Just one word: "Plastics," as they said in the 1960s film "The Graduate." All The Wall Street Journal has to do is say GE is close to selling its plastics unit, and Wall Street has gotten over yesterday's sulk over macroeconomic news that raised doubts about an interest-rate cut. More data - this time on consumer sentiment - is coming after the opening, but in light of the economic resilience shown yesterday, the market doesn't seem to care if declining home values and rising oil prices have caused us all to take a break from shopping.

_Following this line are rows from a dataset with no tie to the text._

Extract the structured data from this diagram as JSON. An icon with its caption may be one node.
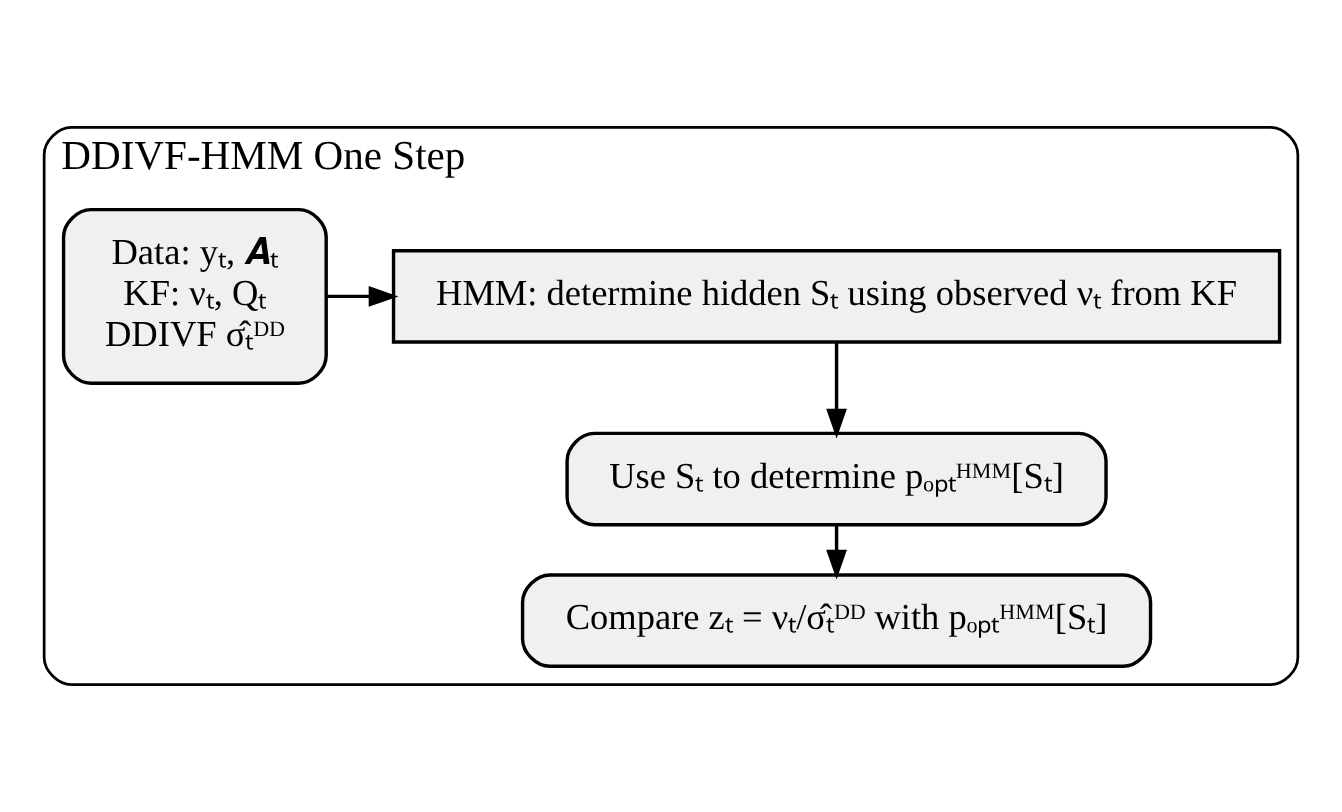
{
  "diagram": {
    "nodes": [
      {
        "text": [
          "DDIVF-HMM One Step"
        ]
      },
      {
        "text": [
          "Data: yₜ, 𝑨ₜ",
          "KF: νₜ, Qₜ",
          "DDIVF σ̂ₜᴰᴰ"
        ],
        "in": 0
      },
      {
        "text": [
          "HMM: determine hidden Sₜ using observed νₜ from KF"
        ],
        "in": 0
      },
      {
        "text": [
          "Use Sₜ to determine pₒₚₜᴴᴹᴹ[Sₜ]"
        ],
        "in": 0
      },
      {
        "text": [
          "Compare zₜ = νₜ/σ̂ₜᴰᴰ with pₒₚₜᴴᴹᴹ[Sₜ]"
        ],
        "in": 0
      }
    ],
    "edges": [
      {
        "from": 1,
        "to": 2,
        "arrow": "to"
      },
      {
        "from": 2,
        "to": 3,
        "arrow": "to"
      },
      {
        "from": 3,
        "to": 4,
        "arrow": "to"
      }
    ]
  }
}
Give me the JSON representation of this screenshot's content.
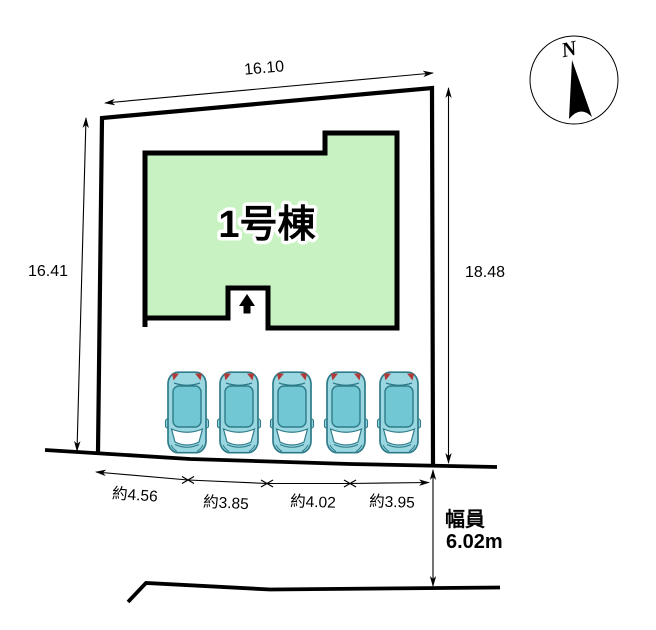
{
  "plan": {
    "building_label": "1号棟",
    "dim_top": "16.10",
    "dim_left": "16.41",
    "dim_right": "18.48",
    "parking_dims": [
      "約4.56",
      "約3.85",
      "約4.02",
      "約3.95"
    ],
    "road": {
      "label": "幅員",
      "width": "6.02m"
    },
    "compass_north": "N",
    "car_count": 5,
    "colors": {
      "building_fill": "#c9f2c2",
      "outline": "#000000",
      "car_body": "#9bd7e0",
      "car_roof": "#72c7d4",
      "car_outline": "#2e7b8a",
      "car_taillight": "#b23a38"
    }
  }
}
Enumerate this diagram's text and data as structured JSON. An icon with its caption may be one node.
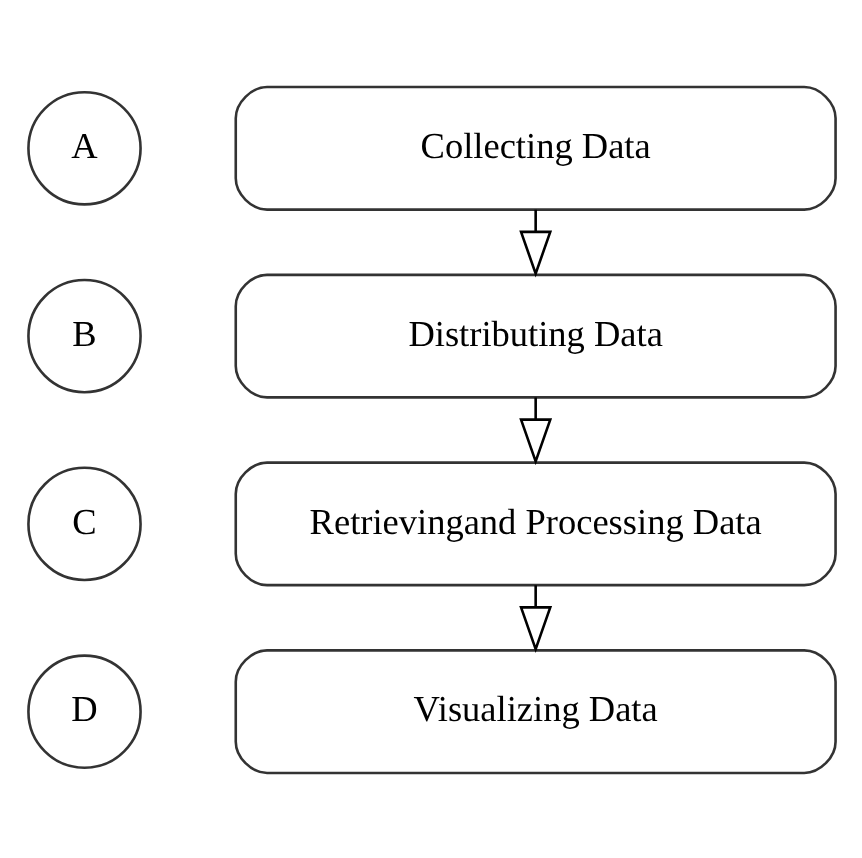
{
  "diagram": {
    "nodes": [
      {
        "text": [
          "A"
        ]
      },
      {
        "text": [
          "Collecting Data"
        ]
      },
      {
        "text": [
          "B"
        ]
      },
      {
        "text": [
          "Distributing Data"
        ]
      },
      {
        "text": [
          "C"
        ]
      },
      {
        "text": [
          "Retrievingand Processing Data"
        ]
      },
      {
        "text": [
          "D"
        ]
      },
      {
        "text": [
          "Visualizing Data"
        ]
      }
    ],
    "edges": [
      {
        "from": 1,
        "to": 3,
        "arrow": "to"
      },
      {
        "from": 3,
        "to": 5,
        "arrow": "to"
      },
      {
        "from": 5,
        "to": 7,
        "arrow": "to"
      }
    ]
  }
}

Oil itself seems to be taking something of a breather after yesterday's rally on fears that new problems at U.S. refineries could constrict already low gasoline inventories. London Brent is hovering around $70 a barrel, while U.S. crude is up about $65.

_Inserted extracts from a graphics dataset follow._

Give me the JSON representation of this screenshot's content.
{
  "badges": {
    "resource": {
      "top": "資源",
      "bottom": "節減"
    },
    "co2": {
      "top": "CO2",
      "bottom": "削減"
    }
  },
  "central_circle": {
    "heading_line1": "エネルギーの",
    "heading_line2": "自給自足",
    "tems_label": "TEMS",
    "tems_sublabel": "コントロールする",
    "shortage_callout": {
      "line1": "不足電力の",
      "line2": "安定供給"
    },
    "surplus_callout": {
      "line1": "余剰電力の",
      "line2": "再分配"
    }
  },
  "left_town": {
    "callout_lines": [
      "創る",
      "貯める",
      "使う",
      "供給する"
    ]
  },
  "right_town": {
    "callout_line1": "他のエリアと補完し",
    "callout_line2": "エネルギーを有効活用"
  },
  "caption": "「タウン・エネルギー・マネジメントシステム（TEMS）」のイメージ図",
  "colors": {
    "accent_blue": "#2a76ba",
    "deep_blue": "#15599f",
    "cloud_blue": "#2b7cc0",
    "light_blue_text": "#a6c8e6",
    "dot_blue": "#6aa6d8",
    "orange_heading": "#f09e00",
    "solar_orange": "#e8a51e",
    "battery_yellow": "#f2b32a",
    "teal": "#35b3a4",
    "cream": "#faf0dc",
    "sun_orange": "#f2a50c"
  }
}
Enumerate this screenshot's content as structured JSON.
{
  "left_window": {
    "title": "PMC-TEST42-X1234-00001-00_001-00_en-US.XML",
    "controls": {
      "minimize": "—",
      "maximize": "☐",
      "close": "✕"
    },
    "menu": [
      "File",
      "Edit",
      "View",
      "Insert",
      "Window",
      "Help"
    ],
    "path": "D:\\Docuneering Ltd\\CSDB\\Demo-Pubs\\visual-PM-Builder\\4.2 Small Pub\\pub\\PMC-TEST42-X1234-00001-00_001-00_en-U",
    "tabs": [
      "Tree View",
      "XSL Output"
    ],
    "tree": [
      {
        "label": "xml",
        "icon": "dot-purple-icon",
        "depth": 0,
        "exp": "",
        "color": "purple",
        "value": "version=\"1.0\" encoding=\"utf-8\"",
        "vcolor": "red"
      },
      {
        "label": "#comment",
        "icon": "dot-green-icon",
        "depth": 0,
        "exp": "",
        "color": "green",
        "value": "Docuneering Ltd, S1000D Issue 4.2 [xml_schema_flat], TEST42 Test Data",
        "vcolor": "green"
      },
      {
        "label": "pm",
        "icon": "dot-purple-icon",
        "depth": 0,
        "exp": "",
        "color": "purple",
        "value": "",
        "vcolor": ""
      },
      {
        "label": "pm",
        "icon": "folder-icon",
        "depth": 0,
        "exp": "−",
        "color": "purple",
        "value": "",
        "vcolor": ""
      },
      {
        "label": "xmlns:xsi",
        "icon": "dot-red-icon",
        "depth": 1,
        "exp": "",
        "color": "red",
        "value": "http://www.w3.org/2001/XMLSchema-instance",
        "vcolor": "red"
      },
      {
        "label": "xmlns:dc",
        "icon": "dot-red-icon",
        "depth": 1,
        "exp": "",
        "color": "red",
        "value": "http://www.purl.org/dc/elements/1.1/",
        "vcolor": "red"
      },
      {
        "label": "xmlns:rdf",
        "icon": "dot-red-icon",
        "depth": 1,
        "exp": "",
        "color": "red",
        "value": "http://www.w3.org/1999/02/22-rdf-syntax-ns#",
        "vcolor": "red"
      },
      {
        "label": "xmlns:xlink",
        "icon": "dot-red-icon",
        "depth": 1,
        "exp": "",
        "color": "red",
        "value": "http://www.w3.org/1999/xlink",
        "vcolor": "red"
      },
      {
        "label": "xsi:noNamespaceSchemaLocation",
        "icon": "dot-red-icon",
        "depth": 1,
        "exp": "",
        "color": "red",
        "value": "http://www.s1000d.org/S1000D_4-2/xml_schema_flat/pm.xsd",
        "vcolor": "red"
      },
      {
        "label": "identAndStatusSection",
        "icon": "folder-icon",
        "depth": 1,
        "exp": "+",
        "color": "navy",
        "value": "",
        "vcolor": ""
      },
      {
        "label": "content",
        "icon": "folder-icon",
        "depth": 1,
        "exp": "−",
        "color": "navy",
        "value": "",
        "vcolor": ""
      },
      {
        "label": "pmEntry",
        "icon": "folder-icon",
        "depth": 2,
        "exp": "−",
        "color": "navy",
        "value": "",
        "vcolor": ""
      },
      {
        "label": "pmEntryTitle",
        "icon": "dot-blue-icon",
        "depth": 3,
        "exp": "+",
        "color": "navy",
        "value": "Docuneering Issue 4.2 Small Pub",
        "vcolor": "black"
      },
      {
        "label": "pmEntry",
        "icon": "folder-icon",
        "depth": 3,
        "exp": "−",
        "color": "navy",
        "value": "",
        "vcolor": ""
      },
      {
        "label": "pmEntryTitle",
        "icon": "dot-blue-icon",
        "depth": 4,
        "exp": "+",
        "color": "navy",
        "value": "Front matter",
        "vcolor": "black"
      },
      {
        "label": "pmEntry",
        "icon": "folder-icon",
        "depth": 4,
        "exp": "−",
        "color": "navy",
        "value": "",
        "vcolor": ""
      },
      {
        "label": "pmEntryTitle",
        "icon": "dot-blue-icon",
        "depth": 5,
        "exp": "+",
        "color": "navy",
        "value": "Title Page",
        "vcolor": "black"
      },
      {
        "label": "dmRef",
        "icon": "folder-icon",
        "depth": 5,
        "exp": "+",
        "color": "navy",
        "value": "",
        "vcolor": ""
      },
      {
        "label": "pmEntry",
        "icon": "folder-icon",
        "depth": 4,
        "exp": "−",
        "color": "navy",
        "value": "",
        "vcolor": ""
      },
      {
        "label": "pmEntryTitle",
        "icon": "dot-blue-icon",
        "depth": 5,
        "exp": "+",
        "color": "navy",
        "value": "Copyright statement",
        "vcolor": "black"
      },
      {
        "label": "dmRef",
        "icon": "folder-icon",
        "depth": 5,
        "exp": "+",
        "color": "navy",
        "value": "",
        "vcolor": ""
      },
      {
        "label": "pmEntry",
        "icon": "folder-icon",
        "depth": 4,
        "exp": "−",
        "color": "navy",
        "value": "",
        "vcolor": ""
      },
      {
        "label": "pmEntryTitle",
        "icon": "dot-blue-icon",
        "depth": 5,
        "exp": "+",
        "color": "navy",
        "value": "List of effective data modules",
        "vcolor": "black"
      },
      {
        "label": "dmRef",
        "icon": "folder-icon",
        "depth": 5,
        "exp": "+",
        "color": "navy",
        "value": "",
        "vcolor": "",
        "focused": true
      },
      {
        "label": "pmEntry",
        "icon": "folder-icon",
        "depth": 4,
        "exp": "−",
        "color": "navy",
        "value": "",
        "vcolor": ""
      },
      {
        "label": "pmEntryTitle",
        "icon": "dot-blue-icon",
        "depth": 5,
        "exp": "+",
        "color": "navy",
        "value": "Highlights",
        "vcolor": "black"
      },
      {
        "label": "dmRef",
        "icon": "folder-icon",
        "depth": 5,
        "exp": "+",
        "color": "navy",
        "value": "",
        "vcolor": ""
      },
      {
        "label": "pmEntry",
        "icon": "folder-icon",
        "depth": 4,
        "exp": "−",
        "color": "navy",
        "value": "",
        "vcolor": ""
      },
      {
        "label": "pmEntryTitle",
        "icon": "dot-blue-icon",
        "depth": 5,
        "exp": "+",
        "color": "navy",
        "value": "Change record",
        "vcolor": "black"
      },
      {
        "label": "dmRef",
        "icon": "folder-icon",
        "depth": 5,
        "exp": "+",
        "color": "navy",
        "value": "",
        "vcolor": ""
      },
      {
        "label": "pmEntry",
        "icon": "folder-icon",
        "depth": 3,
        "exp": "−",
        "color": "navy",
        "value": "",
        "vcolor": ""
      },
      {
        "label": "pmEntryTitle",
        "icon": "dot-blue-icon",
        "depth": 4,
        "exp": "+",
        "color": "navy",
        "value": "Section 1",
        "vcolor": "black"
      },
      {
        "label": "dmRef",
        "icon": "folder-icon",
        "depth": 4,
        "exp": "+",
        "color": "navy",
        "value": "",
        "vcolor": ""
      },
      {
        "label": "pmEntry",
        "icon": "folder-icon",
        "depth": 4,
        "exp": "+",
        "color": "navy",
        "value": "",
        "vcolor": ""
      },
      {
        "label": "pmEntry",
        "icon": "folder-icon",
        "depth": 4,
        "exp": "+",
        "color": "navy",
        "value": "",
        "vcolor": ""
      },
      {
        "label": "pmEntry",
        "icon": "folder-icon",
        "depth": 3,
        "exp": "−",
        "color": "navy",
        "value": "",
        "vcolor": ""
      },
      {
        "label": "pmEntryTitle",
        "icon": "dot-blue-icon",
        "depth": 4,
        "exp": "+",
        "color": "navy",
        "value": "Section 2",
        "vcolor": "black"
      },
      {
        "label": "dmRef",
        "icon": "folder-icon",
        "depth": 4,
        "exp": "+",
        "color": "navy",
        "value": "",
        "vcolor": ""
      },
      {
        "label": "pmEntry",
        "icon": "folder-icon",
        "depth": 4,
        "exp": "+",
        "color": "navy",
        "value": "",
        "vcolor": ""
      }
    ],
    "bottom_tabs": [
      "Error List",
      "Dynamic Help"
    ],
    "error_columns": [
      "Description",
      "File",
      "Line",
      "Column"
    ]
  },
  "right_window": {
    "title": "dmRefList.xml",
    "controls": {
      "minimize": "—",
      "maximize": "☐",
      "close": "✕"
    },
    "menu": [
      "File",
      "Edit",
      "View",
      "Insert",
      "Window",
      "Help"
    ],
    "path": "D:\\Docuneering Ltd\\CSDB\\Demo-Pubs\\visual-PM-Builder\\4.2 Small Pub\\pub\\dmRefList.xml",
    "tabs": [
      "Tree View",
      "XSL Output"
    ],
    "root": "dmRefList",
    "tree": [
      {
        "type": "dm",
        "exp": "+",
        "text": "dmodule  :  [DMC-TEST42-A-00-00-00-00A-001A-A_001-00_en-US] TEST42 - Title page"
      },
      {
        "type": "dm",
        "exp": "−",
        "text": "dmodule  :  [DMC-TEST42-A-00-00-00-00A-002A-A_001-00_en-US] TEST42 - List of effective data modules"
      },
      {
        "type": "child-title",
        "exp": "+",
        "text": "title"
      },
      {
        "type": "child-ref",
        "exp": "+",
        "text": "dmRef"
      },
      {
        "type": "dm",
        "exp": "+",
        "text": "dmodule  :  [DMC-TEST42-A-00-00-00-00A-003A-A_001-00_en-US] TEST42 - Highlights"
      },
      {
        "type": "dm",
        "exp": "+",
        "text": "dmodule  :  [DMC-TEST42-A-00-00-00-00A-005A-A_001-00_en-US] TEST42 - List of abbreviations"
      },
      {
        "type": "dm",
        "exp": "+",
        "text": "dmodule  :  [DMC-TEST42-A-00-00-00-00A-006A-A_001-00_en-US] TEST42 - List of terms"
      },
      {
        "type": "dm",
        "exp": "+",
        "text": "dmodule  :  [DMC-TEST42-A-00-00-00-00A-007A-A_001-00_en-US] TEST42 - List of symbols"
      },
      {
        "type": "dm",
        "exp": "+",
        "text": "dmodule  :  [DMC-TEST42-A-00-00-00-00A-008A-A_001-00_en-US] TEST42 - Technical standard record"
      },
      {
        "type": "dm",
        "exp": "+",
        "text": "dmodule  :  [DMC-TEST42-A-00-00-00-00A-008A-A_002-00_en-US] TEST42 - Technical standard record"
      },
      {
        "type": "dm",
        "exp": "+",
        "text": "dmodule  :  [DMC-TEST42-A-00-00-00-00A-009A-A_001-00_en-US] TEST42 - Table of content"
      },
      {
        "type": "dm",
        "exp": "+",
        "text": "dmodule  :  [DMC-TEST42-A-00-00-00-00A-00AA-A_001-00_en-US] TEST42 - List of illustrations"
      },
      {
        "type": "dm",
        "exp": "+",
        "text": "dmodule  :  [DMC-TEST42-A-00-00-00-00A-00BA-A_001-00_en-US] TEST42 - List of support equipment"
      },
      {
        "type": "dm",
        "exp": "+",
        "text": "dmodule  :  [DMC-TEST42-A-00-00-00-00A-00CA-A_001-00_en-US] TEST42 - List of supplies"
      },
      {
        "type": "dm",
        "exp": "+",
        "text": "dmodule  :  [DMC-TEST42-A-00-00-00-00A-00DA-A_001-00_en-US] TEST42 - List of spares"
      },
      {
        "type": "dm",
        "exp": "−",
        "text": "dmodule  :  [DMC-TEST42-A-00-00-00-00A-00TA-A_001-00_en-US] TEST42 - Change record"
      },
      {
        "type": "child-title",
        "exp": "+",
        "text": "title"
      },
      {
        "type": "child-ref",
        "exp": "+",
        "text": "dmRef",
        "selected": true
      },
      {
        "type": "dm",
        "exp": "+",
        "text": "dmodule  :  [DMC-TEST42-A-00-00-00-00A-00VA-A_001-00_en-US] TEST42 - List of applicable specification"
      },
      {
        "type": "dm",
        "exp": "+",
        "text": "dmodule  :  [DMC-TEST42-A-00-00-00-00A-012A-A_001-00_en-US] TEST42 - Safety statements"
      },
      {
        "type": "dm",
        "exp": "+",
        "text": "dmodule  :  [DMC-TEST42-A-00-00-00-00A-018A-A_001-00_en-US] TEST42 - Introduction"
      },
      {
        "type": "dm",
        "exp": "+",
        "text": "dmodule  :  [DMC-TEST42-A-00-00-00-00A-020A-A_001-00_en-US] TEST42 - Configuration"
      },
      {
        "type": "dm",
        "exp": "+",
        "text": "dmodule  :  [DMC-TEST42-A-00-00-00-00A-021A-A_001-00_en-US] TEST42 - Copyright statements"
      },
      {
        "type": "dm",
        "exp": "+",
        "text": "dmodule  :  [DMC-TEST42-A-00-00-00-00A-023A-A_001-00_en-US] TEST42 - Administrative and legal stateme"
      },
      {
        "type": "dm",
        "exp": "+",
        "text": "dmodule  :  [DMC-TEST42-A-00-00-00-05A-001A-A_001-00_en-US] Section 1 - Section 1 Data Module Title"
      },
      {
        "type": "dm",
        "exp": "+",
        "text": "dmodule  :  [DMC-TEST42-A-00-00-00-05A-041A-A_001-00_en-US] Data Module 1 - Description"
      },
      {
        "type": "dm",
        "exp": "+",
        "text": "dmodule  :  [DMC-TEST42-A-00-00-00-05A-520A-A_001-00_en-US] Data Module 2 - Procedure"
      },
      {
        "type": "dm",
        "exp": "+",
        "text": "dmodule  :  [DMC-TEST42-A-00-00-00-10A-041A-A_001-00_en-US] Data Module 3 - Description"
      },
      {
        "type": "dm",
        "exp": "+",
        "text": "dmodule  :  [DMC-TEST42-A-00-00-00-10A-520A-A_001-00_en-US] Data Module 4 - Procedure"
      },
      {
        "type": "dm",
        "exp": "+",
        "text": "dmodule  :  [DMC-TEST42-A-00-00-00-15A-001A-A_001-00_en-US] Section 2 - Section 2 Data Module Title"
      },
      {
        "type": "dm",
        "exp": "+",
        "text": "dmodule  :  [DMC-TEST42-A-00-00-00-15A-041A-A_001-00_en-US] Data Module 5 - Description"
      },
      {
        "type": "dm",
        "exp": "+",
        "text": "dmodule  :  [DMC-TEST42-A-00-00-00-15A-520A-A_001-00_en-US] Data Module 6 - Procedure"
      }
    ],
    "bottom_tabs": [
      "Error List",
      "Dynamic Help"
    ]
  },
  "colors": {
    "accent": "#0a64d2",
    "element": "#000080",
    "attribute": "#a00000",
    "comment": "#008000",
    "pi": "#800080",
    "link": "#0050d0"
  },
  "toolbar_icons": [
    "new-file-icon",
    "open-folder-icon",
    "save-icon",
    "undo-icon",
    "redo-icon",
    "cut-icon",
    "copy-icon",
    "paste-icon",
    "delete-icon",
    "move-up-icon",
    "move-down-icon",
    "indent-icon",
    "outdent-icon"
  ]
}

The dollar is at a three-month high against the yen. U.S. Treasuries are up after a series of declines, but gains are limited after the Chinese central bank said it would raise interest rates. In M&A, romance - or acquisitiveness - is certainly in the air. A source says Cadbury Schweppes' beverage business, which includes Dr Pepper and Snapple, has attracted 12 potential suitors.
And The Wall Street Journal says Royal Bank of Scotland is in talks with Bank of America over a deal on LaSalle, the ABN AMRO unit at the center of the battle for control of the Dutch company. Finally, don't shed any tears for Donald Trump over the uncertain fate of his show, "The Apprentice." Shares of his Trump Entertainment, which has been looking at strategic options, are way up after the casino company said late yesterday that it had received what it modestly calls indications of interest.